# Thought I’d share some funny pics of Remy because why not?



## Remy The Rabbit (Sep 3, 2020)

You don’t have to look at them all LOL.


----------



## Lucas the Bun 💕🐇 (Sep 4, 2020)

Your bun looks like my bun but a little darker when she was little


----------



## Mariam+Theo (Sep 4, 2020)

She is so cute!  She is a Mini Rex, right? Also, if you ever just want to share photos feel free to do so on my bunny blog: My Backyard Bunny. Theo loves seeing his friends!

Also, your bunny and Lucas the Bun's bunny looks so much alike! It is crazy!


----------



## Remy The Rabbit (Sep 4, 2020)

Mariam+Theo said:


> She is so cute!  She is a Mini Rex, right? Also, if you ever just want to share photos feel free to do so on my bunny blog: My Backyard Bunny. Theo loves seeing his friends!
> 
> Also, your bunny and Lucas the Bun's bunny looks so much alike! It is crazy!



Remy is a he, LOL, I don't blame you for confusing it though, the name can be misleading. Yes, they do! He is a Mini Rex correct, I believe his color is red.


----------



## Mariam+Theo (Sep 4, 2020)

Oh no! I'm so sorry ! I was in the middle of texting my friends and wasn't really paying attention to the pronouns I was using. I know Remy is a he because I'm always having to remind myself that though the name is confusing, I need to use the correct pronoun.


----------



## Remy The Rabbit (Sep 4, 2020)

Haha yeah, no problem! I just picked the name Remy because I thought it was cute and his full name is Remington, I don't know any girls with that name LOL. He is quite a rascal.


----------



## Mariam+Theo (Sep 4, 2020)

I love the name, Remington! Well, _he_ is quite the cutey!


----------



## Remy The Rabbit (Sep 4, 2020)

Haha yes, he is a cutey, but very pushy as well. Yesterday he almost nipped my nose because he thought I was too close, I got rabbit spit all over myself!


----------



## Nancy McClelland (Sep 4, 2020)

Remington Steele played by Stephanie Zimbalist with Pierce Brosnan as a co-star. Detective show a few decades back.


----------



## Donna Pryor (Sep 4, 2020)

Remy The Rabbit said:


> You don’t have to look at them all LOL.


A handsome chippy!


----------



## shaddox88 (Sep 4, 2020)

Remy The Rabbit said:


> You don’t have to look at them all LOL.
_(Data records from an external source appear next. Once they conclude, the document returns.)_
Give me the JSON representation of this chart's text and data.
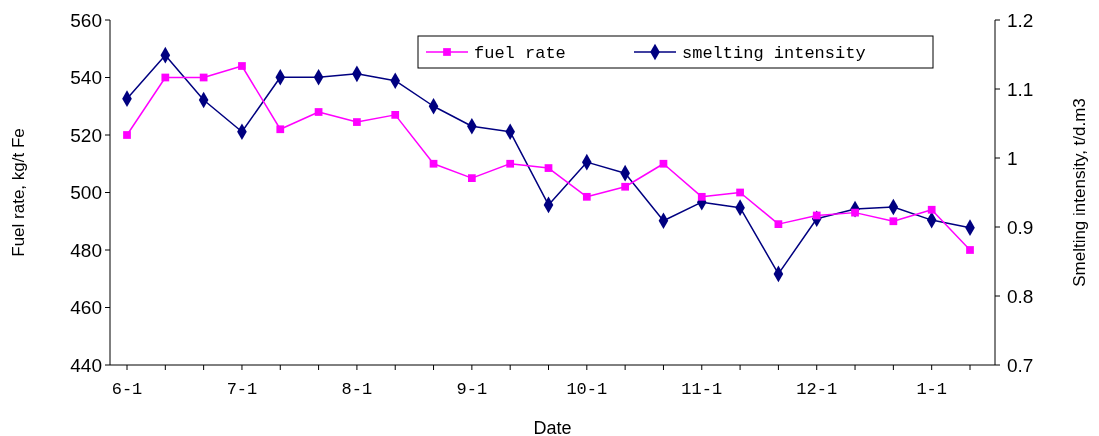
{
  "chart_data": {
    "type": "line",
    "xlabel": "Date",
    "ylabel": "Fuel rate, kg/t Fe",
    "y2label": "Smelting intensity, t/d.m3",
    "categories": [
      "6-1",
      null,
      null,
      "7-1",
      null,
      null,
      "8-1",
      null,
      null,
      "9-1",
      null,
      null,
      "10-1",
      null,
      null,
      "11-1",
      null,
      null,
      "12-1",
      null,
      null,
      "1-1",
      null
    ],
    "series": [
      {
        "name": "fuel rate",
        "color": "#ff00ff",
        "marker": "square",
        "values": [
          520,
          540,
          540,
          544,
          522,
          528,
          524.5,
          527,
          510,
          505,
          510,
          508.5,
          498.5,
          502,
          510,
          498.5,
          500,
          489,
          492,
          493,
          490,
          494,
          480
        ]
      },
      {
        "name": "smelting intensity",
        "color": "#000080",
        "marker": "diamond",
        "axis": "y2",
        "values": [
          1.086,
          1.149,
          1.084,
          1.038,
          1.117,
          1.117,
          1.122,
          1.112,
          1.075,
          1.046,
          1.038,
          0.932,
          0.994,
          0.978,
          0.909,
          0.936,
          0.928,
          0.832,
          0.912,
          0.926,
          0.929,
          0.91,
          0.899
        ]
      }
    ],
    "ylim": [
      440,
      560
    ],
    "yticks": [
      440,
      460,
      480,
      500,
      520,
      540,
      560
    ],
    "y2lim": [
      0.7,
      1.2
    ],
    "y2ticks": [
      {
        "value": 0.7,
        "label": "0.7"
      },
      {
        "value": 0.8,
        "label": "0.8"
      },
      {
        "value": 0.9,
        "label": "0.9"
      },
      {
        "value": 1,
        "label": "1"
      },
      {
        "value": 1.1,
        "label": "1.1"
      },
      {
        "value": 1.2,
        "label": "1.2"
      }
    ],
    "legend": "top right",
    "grid": false
  }
}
Awe i love his color and the loaf pic is my favorite. he looks super soft and cute! Reminds me of a velveteen rabbit book i had when I was growing up.


----------



## Remy The Rabbit (Sep 4, 2020)

Donna Pryor said:


> A handsome chippy!





shaddox88 said:


> Awe i love his color and the loaf pic is my favorite. he looks super soft and cute! Reminds me of a velveteen rabbit book i had when I was growing up.



Thank you guys!

I also read the velveteen rabbit growing up, one of my favorite books!


----------



## Mehidk (Sep 5, 2020)

I absolutely adore Remy!!! He’s soooooo plushy, I love it!


----------



## Remy The Rabbit (Sep 5, 2020)

Mehidk said:


> I absolutely adore Remy!!! He’s soooooo plushy, I love it!



Thank you! I honestly don't notice his fur anymore but everyone says it's soft, LOL. Your bunny is so adorable though


----------